Leghisti: il ministro della Semplificazione legislativa Roberto Calderoli e il governatore del Veneto Luca Zaia
VENEZIA.
Alla vigilia del voto parlamentare sul federalismo fiscale, Luca Zaia offre una sponda al ministro Calderoli: «Il Veneto si candida a sperimentare per primo la riforma federalista municipale. Noi ci crediamo e siamo pronti a testarla perché la nostra regione ha l'autonomia nel dna», fa sapere il governatore.
Il ministro ha accettato di buon grado l'offerta. Solidarietà leghista scontata, verrebbe da dire...
«No, c'è molto di più: nel merito e nel metodo siamo assolutamente al fianco di Roberto Calderoli, cui va il nostro plauso, non solo per il contenuto di una riforma indispensabile per tutti, ma anche per il modo con il quale sta gestendo il confronto con gli enti locali».
Eppure l'opposizione annuncia battaglia e il Pd, con Bersani, vi accusa di aver svenduto lo spirito stesso del federalismo...
«Esasperare la polemica non aiuta il Paese. Io sono orgoglioso del percorso compiuto dal Governo che in fase di dibattito ha dato prova della volontà di ascoltare i territori per presentare così in Parlamento una riforma frutto di lavoro condiviso e approfondito. Rifondare un Paese scardinandone dalla base le storture burocratiche, fiscali e amministrative è un impegno cui tutti hanno il dovere di contribuire con senso di responsabilità. Sono certo che il confronto condotto dal Governo con gli enti locali si concluderà con un accordo sostanziale, com'è stato con le Regioni per la raggiunta intesa su federalismo fiscale e costi della sanità».
Quali saranno i cardini dell'Italia federale?
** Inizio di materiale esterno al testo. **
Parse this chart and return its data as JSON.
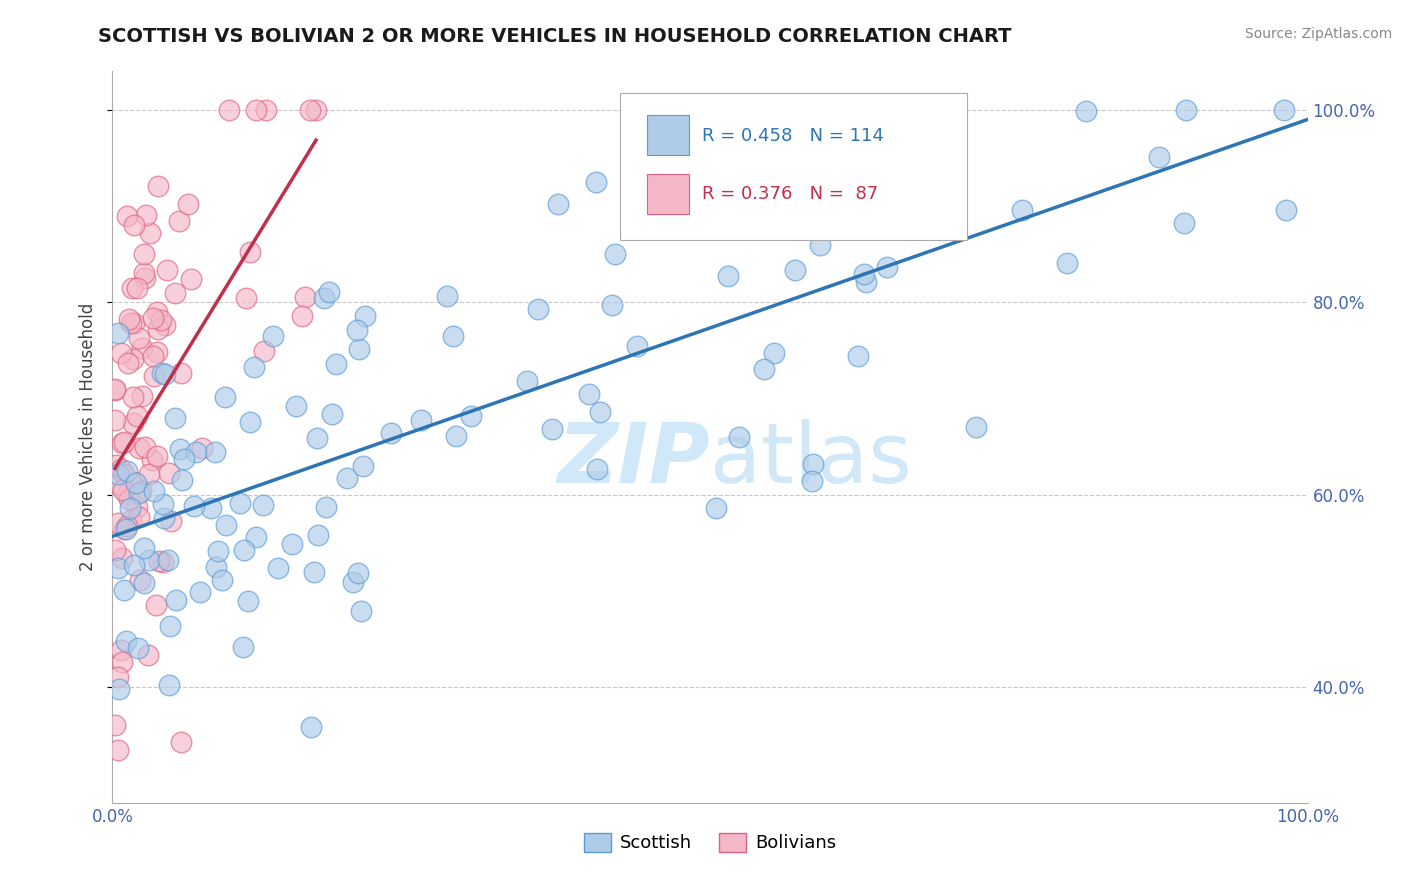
{
  "title": "SCOTTISH VS BOLIVIAN 2 OR MORE VEHICLES IN HOUSEHOLD CORRELATION CHART",
  "source": "Source: ZipAtlas.com",
  "ylabel": "2 or more Vehicles in Household",
  "xlim": [
    0,
    100
  ],
  "ylim": [
    28,
    104
  ],
  "legend_labels": [
    "Scottish",
    "Bolivians"
  ],
  "scottish_R": 0.458,
  "scottish_N": 114,
  "bolivian_R": 0.376,
  "bolivian_N": 87,
  "scottish_color": "#aecce8",
  "scottish_edge_color": "#5b9bd5",
  "scottish_line_color": "#2e75b6",
  "bolivian_color": "#f4b8c8",
  "bolivian_edge_color": "#e06080",
  "bolivian_line_color": "#c0304a",
  "background_color": "#ffffff",
  "grid_color": "#c8c8c8",
  "title_color": "#1a1a1a",
  "source_color": "#888888",
  "watermark_color": "#d0e8f8",
  "ytick_positions": [
    40,
    60,
    80,
    100
  ],
  "ytick_labels": [
    "40.0%",
    "60.0%",
    "80.0%",
    "100.0%"
  ],
  "xtick_positions": [
    0,
    100
  ],
  "xtick_labels": [
    "0.0%",
    "100.0%"
  ]
}
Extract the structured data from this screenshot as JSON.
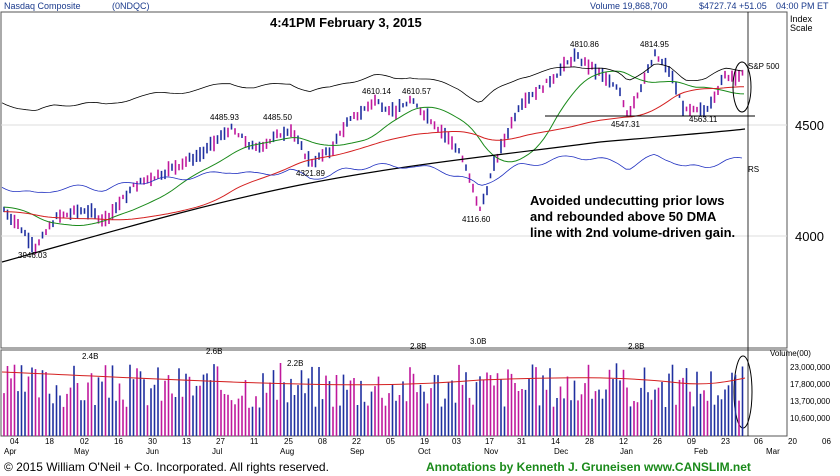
{
  "header": {
    "symbol_name": "Nasdaq Composite",
    "ticker": "(0NDQC)",
    "volume": "Volume 19,868,700",
    "price": "$4727.74 +51.05",
    "time": "04:00 PM ET"
  },
  "stamp": "4:41PM February 3, 2015",
  "index_scale_label": [
    "Index",
    "Scale"
  ],
  "sp500_label": "S&P 500",
  "rs_label": "RS",
  "annotation": [
    "Avoided undecutting prior lows",
    "and rebounded above 50 DMA",
    "line with 2nd volume-driven gain."
  ],
  "footer": {
    "copyright": "© 2015  William O'Neil + Co. Incorporated. All rights reserved.",
    "annotator": "Annotations by Kenneth J. Gruneisen www.CANSLIM.net"
  },
  "colors": {
    "up_bar": "#1f2fa0",
    "down_bar": "#c0189c",
    "ma50": "#1a8a1a",
    "ma200_red": "#d42020",
    "long_ma": "#000000",
    "rs_line": "#2030c0",
    "volume_avg": "#d42020",
    "bg": "#ffffff"
  },
  "chart_data": {
    "type": "line",
    "title": "Nasdaq Composite (0NDQC)",
    "x_tick_labels": [
      "04",
      "18",
      "02",
      "16",
      "30",
      "13",
      "27",
      "11",
      "25",
      "08",
      "22",
      "05",
      "19",
      "03",
      "17",
      "31",
      "14",
      "28",
      "12",
      "26",
      "09",
      "23",
      "06",
      "20",
      "06"
    ],
    "month_labels": [
      "Apr",
      "May",
      "Jun",
      "Jul",
      "Aug",
      "Sep",
      "Oct",
      "Nov",
      "Dec",
      "Jan",
      "Feb",
      "Mar"
    ],
    "y_ticks": [
      4000,
      4500
    ],
    "price_annotations": [
      {
        "label": "3946.03"
      },
      {
        "label": "4485.93"
      },
      {
        "label": "4485.50"
      },
      {
        "label": "4321.89"
      },
      {
        "label": "4610.14"
      },
      {
        "label": "4610.57"
      },
      {
        "label": "4116.60"
      },
      {
        "label": "4810.86"
      },
      {
        "label": "4814.95"
      },
      {
        "label": "4547.31"
      },
      {
        "label": "4563.11"
      }
    ],
    "volume_axis_label": "Volume(00)",
    "volume_ticks": [
      "23,000,000",
      "17,800,000",
      "13,700,000",
      "10,600,000"
    ],
    "volume_annotations": [
      "2.4B",
      "2.6B",
      "2.2B",
      "2.8B",
      "3.0B",
      "2.8B"
    ],
    "price_series_approx": [
      {
        "x": "Apr 04",
        "y": 4130
      },
      {
        "x": "Apr 18",
        "y": 4060
      },
      {
        "x": "May 02",
        "y": 4120
      },
      {
        "x": "May 16",
        "y": 4090
      },
      {
        "x": "May 30",
        "y": 4240
      },
      {
        "x": "Jun 13",
        "y": 4310
      },
      {
        "x": "Jun 27",
        "y": 4390
      },
      {
        "x": "Jul 11",
        "y": 4420
      },
      {
        "x": "Jul 25",
        "y": 4450
      },
      {
        "x": "Aug 08",
        "y": 4370
      },
      {
        "x": "Aug 22",
        "y": 4530
      },
      {
        "x": "Sep 05",
        "y": 4580
      },
      {
        "x": "Sep 19",
        "y": 4580
      },
      {
        "x": "Oct 03",
        "y": 4470
      },
      {
        "x": "Oct 17",
        "y": 4250
      },
      {
        "x": "Oct 31",
        "y": 4630
      },
      {
        "x": "Nov 14",
        "y": 4690
      },
      {
        "x": "Nov 28",
        "y": 4790
      },
      {
        "x": "Dec 12",
        "y": 4650
      },
      {
        "x": "Dec 26",
        "y": 4800
      },
      {
        "x": "Jan 09",
        "y": 4700
      },
      {
        "x": "Jan 23",
        "y": 4750
      },
      {
        "x": "Feb 03",
        "y": 4727
      }
    ]
  }
}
«Le municipalità, senza ombra di dubbio. Cioè le istituzioni più vicine ai cittadini e le più sensibili a recepirne i bisogni. Non a caso, l'Anci e i sindaci, di destra e di sinistra, hanno creato una "no fly zone" rispetto alle schermaglie delle forze politiche. E ciò ha consentito loro di affrontare i nodi concreti, aldilà di slogan e retorica. Penso all'accordo sulla compartecipazione dei Comuni al gettito dell'addizionale Irpef e alle nuove risorse derivanti dalla tassa di soggiorno».
Che significa rivendicare ai veneti una naturale vocazione al federalismo?
«Noi diciamo "mai paura". L'abbiamo detto - e fatto - dopo l'Unità, in tempo di crisi, quando abbiamo fatto le valigie e siamo andati in giro per il mondo a guadagnarci il pane, inventandoci le rimesse degli emigranti per autofinanziare la nostra crescita. L'abbiamo ripetuto dopo le alluvioni. Non abbiamo mai elemosinato la benevolenza di Roma, contiamo sulle nostre forze e vogliamo essere artefici del nostro destino».
Non è rischioso rappresentare il federalismo come una panacea di tutti i mali ereditati dal centralismo? O peggio, come una sorta di eldorado? La disillusione potrebbe rivelarsi cocente...
«Mai detto nulla di questo. Per noi il federalismo è anzitutto libertà e responsabilità. Per tutti, non solo per i veneti. Dico di più: si tratterà di un processo doloroso, che costringerà alcune regioni d'Italia ad affrontare sacrifici, a eliminare sprechi e favori. Ma alla lunga comporterà benefici per tutti. O meglio, costituirà l'unico antidoto possibile al declino».
Anche per il Mezzogiorno, che grida già all'abbandono e al tradimento?
«La demagogia e la rissa non fanno il bene del Sud che stimiamo, quello dei produttori di mozzarella senza diossina e dei pizzaioli onesti. Tante brave persone, che conosciamo e stimiamo, pronte a schierarsi con noi per garantire un futuro alla loro terra».